Palabras clave: Consumismo. Infancia. Publicidad.
1. INTRODUÇÃO
O consumismo é uma prática de consumo excessivo que vem se destacando, de forma preocupante, na atualidade. Na sociedade pós-moderna, nomeada por Bauman (1999, p. 87), como "sociedade do consumo", consumir é a condição central. Atualmente, na organização do consumo, este é encarado como uma fórmula para a felicidade, não sendo apenas uma questão de sobrevivência. O autor destaca que é preciso formar consumidores para que a sociedade contemporânea se organize e flua (Bauman, 1999; 2008). O "ter" marca lugares e papéis sociais, o que, para Debord (1997), significa que a mercadoria assume um papel de dominação das relações humanas, construindo uma "sociedade do espetáculo". Nesta, os consumidores são meros espectadores do mercado, e as relações, por sua vez, tornam-se superficiais, baseadas no que se tem e no que se aparenta ter. É o produto mediando a vida do homem, o "ter" se apropriando do "ser", e não o contrário.
O consumo que não está pautado em uma necessidade essencial, de acordo com Debord (1997), cria uma necessidade ilusória que somente pode ser satisfeita pela compra e que, para Bauman (1999; 2008), faz fluir a "sociedade do consumo", configurando o chamado consumismo (Santos, 2010). Percebe-se que a maioria das pessoas está inclusa nessa lógica do consumo, no sentido de desejar, mas nem todos podem efetivar esse desejo, o que demarca um processo de exclusão.
Assim, as famílias de classe média, englobando, nesta análise, as famílias trabalhadoras que tiveram seu poder de compra expandido nos últimos anos, no Brasil, e não apenas as que se enquadram em um "antigo" conceito de classe média, que envolvia exclusivamente as camadas burguesas da sociedade, passaram a ter mais acesso às mídias, tecnologias e produtos, revelando-se um público lucrativo ao mercado da publicidade (Pochmann, 2014). As crianças, especialmente, são cada vez mais permeadas por expectativas e marcadores sociais, mesmo antes de nascer, revelando-se alvos em potencial para a publicidade. Dessa forma, o público infantil é inserido, desde muito cedo, na lógica do consumo, sendo influenciado pela prática do consumismo infantil (Dexheimer & Bacha, 2011; Galindo & Assolini, 2008; Pereira, Cerdeira, Andreiuolo, & Souza, 2005).

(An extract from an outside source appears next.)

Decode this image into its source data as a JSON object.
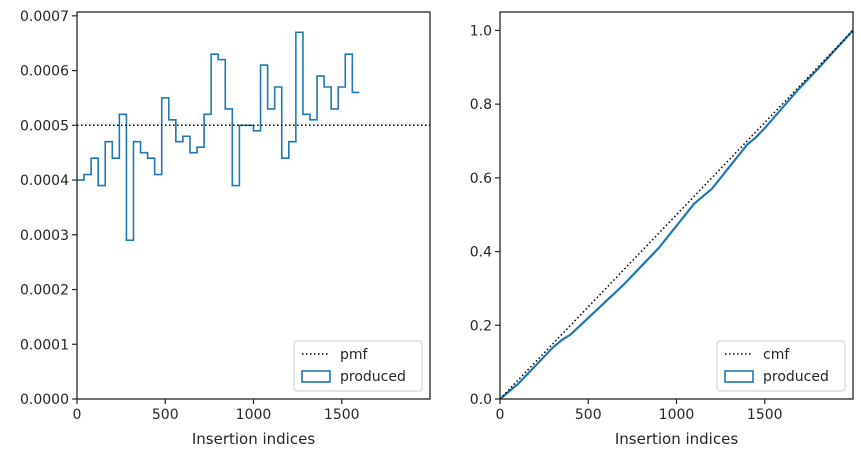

Através dos séculos, a infância sai da indiferença, ganha um lugar de destaque e ocupa uma posição social que é objeto de várias áreas de saber (Ariès, 2006; Castro, 1998; Pereira & Souza, 1998). Assim, os pais e cuidadores entram em contato com uma série de discursos "especializados" que difundem uma suposta normalização dos cuidados infantis.
Tal fato pode ser exemplificado pela imensa oferta de produtos infantis existentes no mercado. As crianças, como seres sociais, apropriam-se desse mundo que lhes é apresentado, no qual consumir constrói e permeia relações, e em que os anúncios oferecem aparências e posições sociais, sendo preciso comprar para alcançar algo que se deseja (Debord, 1997; Martineli & Moína, 2009).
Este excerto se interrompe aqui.